The CPU is cooled by a Noctua NH-D15. This heatsink is absolutely enormous, almost comically oversized, but provides a lot of cooling power and stays quiet due to its large fans. In general, large fans are quieter because they have to spin at lower RPMs to move the same amount of air as smaller ones. Back in the day we primarily used 80mm fans, which are still used but very rare; the largest fan I’ve seen used in a case is 200mm, but that was in the Thermaltake Core V1, which is mini-ITX only.

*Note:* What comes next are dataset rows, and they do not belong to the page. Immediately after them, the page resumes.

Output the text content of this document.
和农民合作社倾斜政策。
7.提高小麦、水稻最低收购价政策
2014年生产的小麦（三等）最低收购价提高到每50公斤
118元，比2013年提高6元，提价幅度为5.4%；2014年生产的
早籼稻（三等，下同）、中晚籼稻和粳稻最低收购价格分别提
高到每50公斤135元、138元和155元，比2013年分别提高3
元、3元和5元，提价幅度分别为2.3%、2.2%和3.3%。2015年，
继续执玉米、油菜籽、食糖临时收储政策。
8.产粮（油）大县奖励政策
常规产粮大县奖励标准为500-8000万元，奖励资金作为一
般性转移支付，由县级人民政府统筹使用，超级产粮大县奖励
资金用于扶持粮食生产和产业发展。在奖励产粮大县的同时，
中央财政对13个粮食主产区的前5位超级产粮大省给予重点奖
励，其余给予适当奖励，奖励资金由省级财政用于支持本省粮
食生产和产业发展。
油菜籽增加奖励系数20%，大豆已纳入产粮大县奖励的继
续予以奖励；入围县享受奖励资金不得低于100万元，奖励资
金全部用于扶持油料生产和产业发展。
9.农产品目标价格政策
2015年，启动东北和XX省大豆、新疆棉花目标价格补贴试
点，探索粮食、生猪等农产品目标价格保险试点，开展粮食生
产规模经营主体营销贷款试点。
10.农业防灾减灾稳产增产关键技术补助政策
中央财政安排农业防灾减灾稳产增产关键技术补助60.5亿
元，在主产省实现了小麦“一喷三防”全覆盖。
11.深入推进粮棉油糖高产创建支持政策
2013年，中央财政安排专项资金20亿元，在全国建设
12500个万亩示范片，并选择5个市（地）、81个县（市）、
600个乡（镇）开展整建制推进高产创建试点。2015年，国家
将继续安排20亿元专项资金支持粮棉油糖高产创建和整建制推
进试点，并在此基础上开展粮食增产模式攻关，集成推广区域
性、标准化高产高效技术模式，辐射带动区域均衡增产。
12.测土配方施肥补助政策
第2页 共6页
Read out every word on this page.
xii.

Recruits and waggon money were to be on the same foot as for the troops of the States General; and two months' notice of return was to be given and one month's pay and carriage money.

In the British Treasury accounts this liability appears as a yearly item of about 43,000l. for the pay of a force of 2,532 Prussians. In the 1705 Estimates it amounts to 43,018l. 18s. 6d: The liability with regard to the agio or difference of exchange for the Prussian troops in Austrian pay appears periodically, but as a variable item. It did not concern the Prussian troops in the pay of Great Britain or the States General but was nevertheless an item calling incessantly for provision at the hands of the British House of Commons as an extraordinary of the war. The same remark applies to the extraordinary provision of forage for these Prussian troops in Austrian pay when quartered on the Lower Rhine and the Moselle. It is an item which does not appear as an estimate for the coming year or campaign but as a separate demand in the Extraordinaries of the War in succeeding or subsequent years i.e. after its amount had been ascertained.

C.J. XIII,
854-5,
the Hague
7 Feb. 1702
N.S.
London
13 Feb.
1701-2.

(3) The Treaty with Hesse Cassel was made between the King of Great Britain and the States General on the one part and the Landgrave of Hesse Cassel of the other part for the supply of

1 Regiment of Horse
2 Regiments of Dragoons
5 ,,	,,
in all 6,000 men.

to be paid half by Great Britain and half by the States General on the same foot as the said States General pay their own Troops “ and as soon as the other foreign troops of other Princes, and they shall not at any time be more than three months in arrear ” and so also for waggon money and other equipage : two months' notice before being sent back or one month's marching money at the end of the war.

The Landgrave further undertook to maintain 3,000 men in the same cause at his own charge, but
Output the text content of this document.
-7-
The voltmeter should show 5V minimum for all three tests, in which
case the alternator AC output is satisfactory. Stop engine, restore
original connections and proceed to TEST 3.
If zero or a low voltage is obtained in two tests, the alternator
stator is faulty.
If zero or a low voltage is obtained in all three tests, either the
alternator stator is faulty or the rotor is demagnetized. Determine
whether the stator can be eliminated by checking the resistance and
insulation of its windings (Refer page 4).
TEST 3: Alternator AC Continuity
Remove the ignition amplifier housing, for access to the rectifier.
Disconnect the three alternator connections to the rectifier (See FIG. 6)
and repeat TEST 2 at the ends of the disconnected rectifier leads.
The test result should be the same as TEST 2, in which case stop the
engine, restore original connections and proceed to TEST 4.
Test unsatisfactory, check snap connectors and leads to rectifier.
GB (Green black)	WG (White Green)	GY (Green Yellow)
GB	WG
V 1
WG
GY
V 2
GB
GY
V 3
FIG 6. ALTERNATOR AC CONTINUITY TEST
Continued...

While large diameter fans do tend to be quieter than smaller ones, they still get loud when they’re running at full tilt. Adjusting the fan curves in the BIOS is probably the best way to keep that noise in check; the Silent preset on the Gigabyte X570 Aorus Elite is perfect for this, but the tradeoff is that the CPU runs hotter on average. Given the size of the NH-D15 this isn’t too big a deal.

That brings us to the title of this post. I am happy with the performance of this machine. Upgrading to the Ryzen 9 5950X would reduce performance in gaming but increase it in video encodes, but I play games more than I encode videos. The Ryzen 7 5800X3D is the best gaming performer on the AM4 platform, but the reduction in thread count would decrease media performance. Therefore I don’t believe swapping the CPU would make me any happier. Increasing my machine’s RAM beyond 64GB wouldn’t do much. The GPU is the newest component in the rig and I have no desire to swap it out. I’ve upgraded the audio by using a Schiit Audio Fulla DAC. That leaves one thing: the case.

Every now and then I like swapping my machine’s case to keep it looking fresh, and to scratch that “I want to build a new computer” itch, without spending thousands of dollars on new components. At least, that’s what I’d have to do at this point — the only GPU I’d want to upgrade to is the Radeon RX 7900 XTX, which isn’t even out yet; upgrading the CPU would require going to the AM5 platform, which would require a new motherboard and DDR5 RAM.

Enter the Fractal Design North. That thing was announced four days ago, but the black version with the mesh side panel looks perfect for my workspace. It’s significantly smaller than the Torrent, which is nice because that thing is enormous. However, I’d also like to liquid cool the PC again, as simply lifting and shifting the mainboard with the NH-D15 attached doesn’t seem like it would be satisfying enough. So now we wait — I don’t believe the North is available anywhere at the moment, and I have research to do for the liquid cooling. That research is actually not as straightforward as I thought as it could lead me to sticking with the Torrent and building a custom loop. Alphacool makes a 2x180mm radiator and a waterblock for the reference RX 6750XT, which makes a building a custom loop an appealing challenge as well. Decisions, decisions.